La información genética es almacenada en el ADN, esta información debe ser transmitida de generación en generación a la lo largo de la escala evolutiva de las especies. La información genética para poder transmitirse a la descendencia debe ser replicada y esta replicación debe ser fidedigna, sin errores, o con el mínimo número de errores, evitando así la alteración en el genoma de las especies. Si bien es cierto, El ADN celular es constantemente alterado por constituyentes celulares, este debe mantenerse estable, y para dicha estabilidad se necesita la reparación constante del ADN. Por ende, todos los seres vivos poseen mecanismo para reparar los daños que hayan surgido en la replicación del ADN.
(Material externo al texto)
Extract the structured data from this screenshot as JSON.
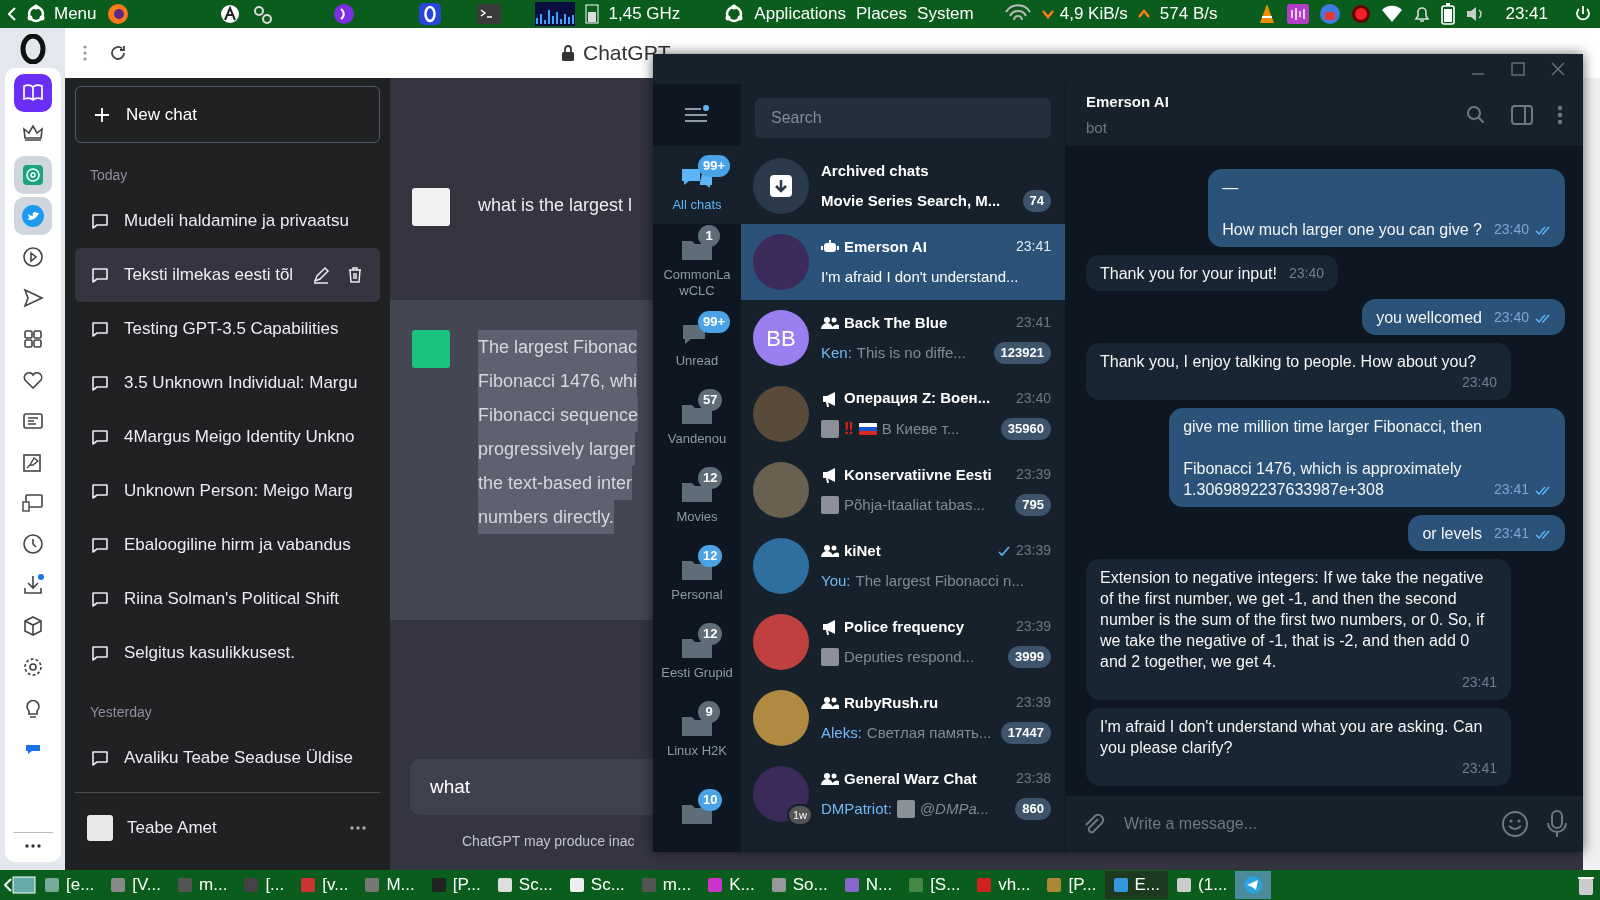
{
  "top_panel": {
    "menu": "Menu",
    "cpu": "1,45 GHz",
    "menus": [
      "Applications",
      "Places",
      "System"
    ],
    "net_down": "4,9 KiB/s",
    "net_up": "574 B/s",
    "clock": "23:41"
  },
  "browser": {
    "page_title": "ChatGPT"
  },
  "chatgpt": {
    "new_chat": "New chat",
    "sections": [
      {
        "heading": "Today",
        "items": [
          {
            "title": "Mudeli haldamine ja privaatsu",
            "selected": false
          },
          {
            "title": "Teksti ilmekas eesti tõl",
            "selected": true
          },
          {
            "title": "Testing GPT-3.5 Capabilities",
            "selected": false
          },
          {
            "title": "3.5 Unknown Individual: Margu",
            "selected": false
          },
          {
            "title": "4Margus Meigo Identity Unkno",
            "selected": false
          },
          {
            "title": "Unknown Person: Meigo Marg",
            "selected": false
          },
          {
            "title": "Ebaloogiline hirm ja vabandus",
            "selected": false
          },
          {
            "title": "Riina Solman's Political Shift",
            "selected": false
          },
          {
            "title": "Selgitus kasulikkusest.",
            "selected": false
          }
        ]
      },
      {
        "heading": "Yesterday",
        "items": [
          {
            "title": "Avaliku Teabe Seaduse Üldise",
            "selected": false
          }
        ]
      }
    ],
    "account": "Teabe Amet",
    "messages": [
      {
        "kind": "user",
        "lines": [
          "what is the largest l"
        ]
      },
      {
        "kind": "assistant",
        "lines": [
          "The largest Fibonac",
          "Fibonacci 1476, whi",
          "Fibonacci sequence",
          "progressively larger",
          "the text-based inter",
          "numbers directly."
        ]
      }
    ],
    "input": "what",
    "disclaimer": "ChatGPT may produce inac"
  },
  "telegram": {
    "search_placeholder": "Search",
    "folders": [
      {
        "label": "All chats",
        "badge": "99+",
        "badge_muted": false,
        "selected": true
      },
      {
        "label": "CommonLawCLC",
        "badge": "1",
        "badge_muted": true,
        "selected": false
      },
      {
        "label": "Unread",
        "badge": "99+",
        "badge_muted": false,
        "selected": false
      },
      {
        "label": "Vandenou",
        "badge": "57",
        "badge_muted": true,
        "selected": false
      },
      {
        "label": "Movies",
        "badge": "12",
        "badge_muted": true,
        "selected": false
      },
      {
        "label": "Personal",
        "badge": "12",
        "badge_muted": false,
        "selected": false
      },
      {
        "label": "Eesti Grupid",
        "badge": "12",
        "badge_muted": true,
        "selected": false
      },
      {
        "label": "Linux H2K",
        "badge": "9",
        "badge_muted": true,
        "selected": false
      },
      {
        "badge": "10",
        "badge_muted": false,
        "selected": false
      }
    ],
    "archive": {
      "title": "Archived chats",
      "preview": "Movie Series Search, M...",
      "badge": "74"
    },
    "chats": [
      {
        "kind": "bot",
        "name": "Emerson AI",
        "time": "23:41",
        "preview": "I'm afraid I don't understand...",
        "selected": true,
        "sent": false
      },
      {
        "kind": "group",
        "name": "Back The Blue",
        "time": "23:41",
        "initials": "BB",
        "color": "#9b7ef0",
        "sender": "Ken:",
        "preview": "This is no diffe...",
        "badge": "123921",
        "selected": false,
        "sent": false
      },
      {
        "kind": "channel",
        "name": "Операция Z: Воен...",
        "time": "23:40",
        "media": true,
        "alert": "‼",
        "flag": true,
        "preview": "В Киеве т...",
        "badge": "35960",
        "selected": false,
        "sent": false
      },
      {
        "kind": "channel",
        "name": "Konservatiivne Eesti",
        "time": "23:39",
        "media": true,
        "preview": "Põhja-Itaaliat tabas...",
        "badge": "795",
        "selected": false,
        "sent": false
      },
      {
        "kind": "group",
        "name": "kiNet",
        "time": "23:39",
        "sender": "You:",
        "preview": "The largest Fibonacci n...",
        "selected": false,
        "sent": true
      },
      {
        "kind": "channel",
        "name": "Police frequency",
        "time": "23:39",
        "media": true,
        "preview": "Deputies respond...",
        "badge": "3999",
        "selected": false,
        "sent": false
      },
      {
        "kind": "group",
        "name": "RubyRush.ru",
        "time": "23:39",
        "sender": "Aleks:",
        "preview": "Светлая память...",
        "badge": "17447",
        "selected": false,
        "sent": false
      },
      {
        "kind": "group",
        "name": "General Warz Chat",
        "time": "23:38",
        "avatar_tag": "1w",
        "sender": "DMPatriot:",
        "media": true,
        "preview": "@DMPa...",
        "preview_italic": true,
        "badge": "860",
        "selected": false,
        "sent": false
      }
    ],
    "header": {
      "title": "Emerson AI",
      "subtitle": "bot"
    },
    "messages": [
      {
        "out": true,
        "text": "—\n\nHow much larger one you can give ?",
        "time": "23:40",
        "read": true
      },
      {
        "out": false,
        "text": "Thank you for your input!",
        "time": "23:40"
      },
      {
        "out": true,
        "text": "you wellcomed",
        "time": "23:40",
        "read": true
      },
      {
        "out": false,
        "text": "Thank you, I enjoy talking to people. How about you?",
        "time": "23:40"
      },
      {
        "out": true,
        "text": "give me million time larger Fibonacci, then\n\nFibonacci 1476, which is approximately\n1.3069892237633987e+308",
        "time": "23:41",
        "read": true
      },
      {
        "out": true,
        "text": "or levels",
        "time": "23:41",
        "read": true
      },
      {
        "out": false,
        "text": "Extension to negative integers: If we take the negative of the first number, we get -1, and then the second number is the sum of the first two numbers, or 0. So, if we take the negative of -1, that is -2, and then add 0 and 2 together, we get 4.",
        "time": "23:41"
      },
      {
        "out": false,
        "text": "I'm afraid I don't understand what you are asking. Can you please clarify?",
        "time": "23:41"
      }
    ],
    "composer_placeholder": "Write a message..."
  },
  "taskbar": [
    "[e...",
    "[V...",
    "m...",
    "[...",
    "[v...",
    "M...",
    "[P...",
    "Sc...",
    "Sc...",
    "m...",
    "K...",
    "So...",
    "N...",
    "[S...",
    "vh...",
    "[P...",
    "E...",
    "(1..."
  ]
}
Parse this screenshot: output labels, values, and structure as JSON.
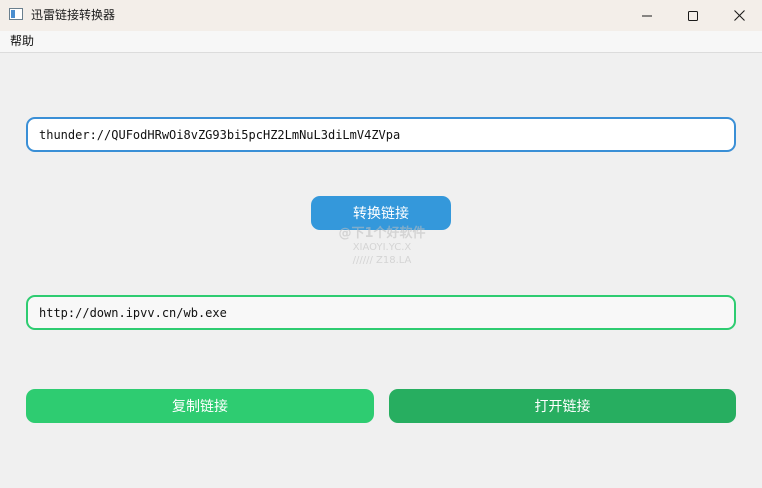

Existen diversos mecanismos para la reparación de ADN: como los son reparación directa, reparación por escisión de bases, reparación por escisión de nucleótidos, reparación recombinatoria, reparación por mal apareamiento, pero de nuestro interés es el mecanismo molecular de reparación de escisión de nucleótidos. La reparación por escisión de nucleótidos (REN) se descubrió originalmente como un sistema enzimático capaz de reparar los dímeros de timina creados en la estructura del ADN por la radiación UV. Este proceso puede tener lugar en la oscuridad, a diferencia de la fotorreactivación. Este sistema enzimático implicado, en Escherichia coli comprende los productos de los genes uvrA, uvrB y uvrC, estos actúan en la actualidad sobre diversos lugares del ADN dañado que contiene lesiones que puedan ser voluminosas, como las que forman los grupos alquilos grandes y que distorsionan la doble hebra del ADN (Mathews et al., 2006). Aunado a esto, la integridad del ADN se ve afectada por efectos perjudiciales de numerosos agentes químicos y físicos que comprometen la función del ADN. La reparación por escisión de nucleótidos actúa sobre una amplia variedad de lesiones, las más estudiadas son los dímeros de pirimidina, que son los productos principales de las lesiones por luz ultravioleta. La lesión que presenta el ADN, es reparada por un complejo enzimático que corta a varios nucleótidos de distancia a ambos lados de la base o bases dañadas, de forma que la lesión se elimina como parte de un oligonucleótido (Devlin et al., 2006). Las lesiones producen grandes distorsiones en la estructura helicoidal del ADN, estas se reparan mediante el sistema de escisión de nucleótidos, por consiguiente, en la reparación del ADN, una enzima multimérica hidroliza dos enlaces fosfodiéster, uno a cada lado de la distorsión provocada por la lesión. Además, en E. coli. y otros procariotas, el sistema enzimático hidroliza el quinto enlace fosfodiéster en el lado 5’ para generar un fragmento de 12 a 13 nucleótidos, mientras que en humanos y otros eucariotas, el sistema enzimático hidroliza el sexto enlace fosfodiéster en el lado 3’ y en el vigésimo segundo enlace fosfodiéster en el extremo 5’ para generar un fragmento de 27 a 29 nucleótidos, por ende, el oligonucleótido liberado del dúplex y el hueco resultante es rellenado por la ADN polimerasa I en E. coli y la polimerasa ε en humanos (Leningher et al., 2004).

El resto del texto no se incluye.